Nous avons découvert ce magnifique fruit de 40 cm de long et 10 cm de diamètre au centre sur un marché. Les plus gros peuvent peser jusqu’à 35 kg !  Nous avons demandé ce que c’était à la « bouénie » qui était charmante et qui en vendait. Elle en a ouvert un pour nous faire gouter. Nous l’avons trouvé bon. Elle nous en vendait un gros d’environ 6 ou 7 kg pour 6€. Comme il ne nous restait ce soir-là que 1 €, Nancy, toujours aussi généreuse, nous a donné les 5 € qui nous manquaient. Tout de suite près à se régaler dès le soir je donne un coup de couteau dedans et je le prends l’intérieur avec 3 doigts. Comme j’avais du mal à enlever de mes doigts la matière filandreuse qui était sous la peau, Christine m’a gentiment écarté pour y plonger ces 2 mains.  Et là catastrophe : Vous souvenez-vous de l’épisode du sparadrap dont n’arrive pas à se séparer dans l’avion allant vers le Tibet. Et bien c’était bien pire. Cette matière collait aux doigts et au couteau, et ni l’eau ni le savon ne permettait de le faire partir. Heureusement celle qui  nous louait le gite est passée par là et  a lever les mains au ciel en disant qu’il ne fallait pas s’y prendre comme cela. Christine est partie avec elle et le Jaque.

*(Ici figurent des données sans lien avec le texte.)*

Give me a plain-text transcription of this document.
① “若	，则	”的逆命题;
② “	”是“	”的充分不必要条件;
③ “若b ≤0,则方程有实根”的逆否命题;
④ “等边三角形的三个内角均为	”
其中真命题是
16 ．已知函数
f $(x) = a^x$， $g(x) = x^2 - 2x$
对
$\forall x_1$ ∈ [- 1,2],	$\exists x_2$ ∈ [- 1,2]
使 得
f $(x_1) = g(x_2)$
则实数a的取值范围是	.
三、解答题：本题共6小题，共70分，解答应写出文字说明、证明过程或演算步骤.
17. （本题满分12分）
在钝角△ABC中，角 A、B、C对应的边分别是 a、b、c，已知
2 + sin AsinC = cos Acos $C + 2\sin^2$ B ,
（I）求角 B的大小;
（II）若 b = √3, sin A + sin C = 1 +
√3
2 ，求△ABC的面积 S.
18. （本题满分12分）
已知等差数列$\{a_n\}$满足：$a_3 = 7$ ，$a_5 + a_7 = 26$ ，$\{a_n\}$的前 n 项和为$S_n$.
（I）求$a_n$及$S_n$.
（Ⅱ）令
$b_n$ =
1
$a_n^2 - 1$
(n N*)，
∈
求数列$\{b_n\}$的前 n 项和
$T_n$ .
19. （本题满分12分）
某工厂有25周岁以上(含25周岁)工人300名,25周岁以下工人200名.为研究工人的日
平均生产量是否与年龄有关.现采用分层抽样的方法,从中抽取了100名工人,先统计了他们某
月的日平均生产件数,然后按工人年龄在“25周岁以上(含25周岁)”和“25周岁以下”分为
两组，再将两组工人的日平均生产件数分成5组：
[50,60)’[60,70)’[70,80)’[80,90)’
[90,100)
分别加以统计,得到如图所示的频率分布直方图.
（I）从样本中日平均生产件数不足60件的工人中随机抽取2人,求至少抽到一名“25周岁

La solution était de s’enduire les mains d’huile avant de manipuler l’intérieur du fruit. Mais même en connaissant le « truc » il a bien fallu une bonne heure à 2 personnes pour extraire la partie comestible.
Une fois sur votre table pour le dessert, cela est très vite écœurant  et dans le frigidaire cela parfume tout d’une odeur vite désagréable même enfermé dans une boite en plastique hermétique ! Notre aventure avec le Jaque se termine par le mot « poubelle ». Toutes personnes à qui nous en avions généreusement donné y compris Nancy et nous ont rapidement pris la décision de parfumer la poubelle plutôt que le réfrigérateur !  Donc n’acheter jamais un jaque fruit Jaquier qui est un arbre originaire d’Inde et du Bengladesh (ou il est surnommé le "fruit du pauvre"). 

Christine et Patrick

1 commentaire:

  1. Merci pour ce billet très documenté et très intéressant. Je suis convaincue que vos yeux brilleront toujours à l'évocation future de vos aventures à Mayotte, et au souvenir de ces paysages si incroyables...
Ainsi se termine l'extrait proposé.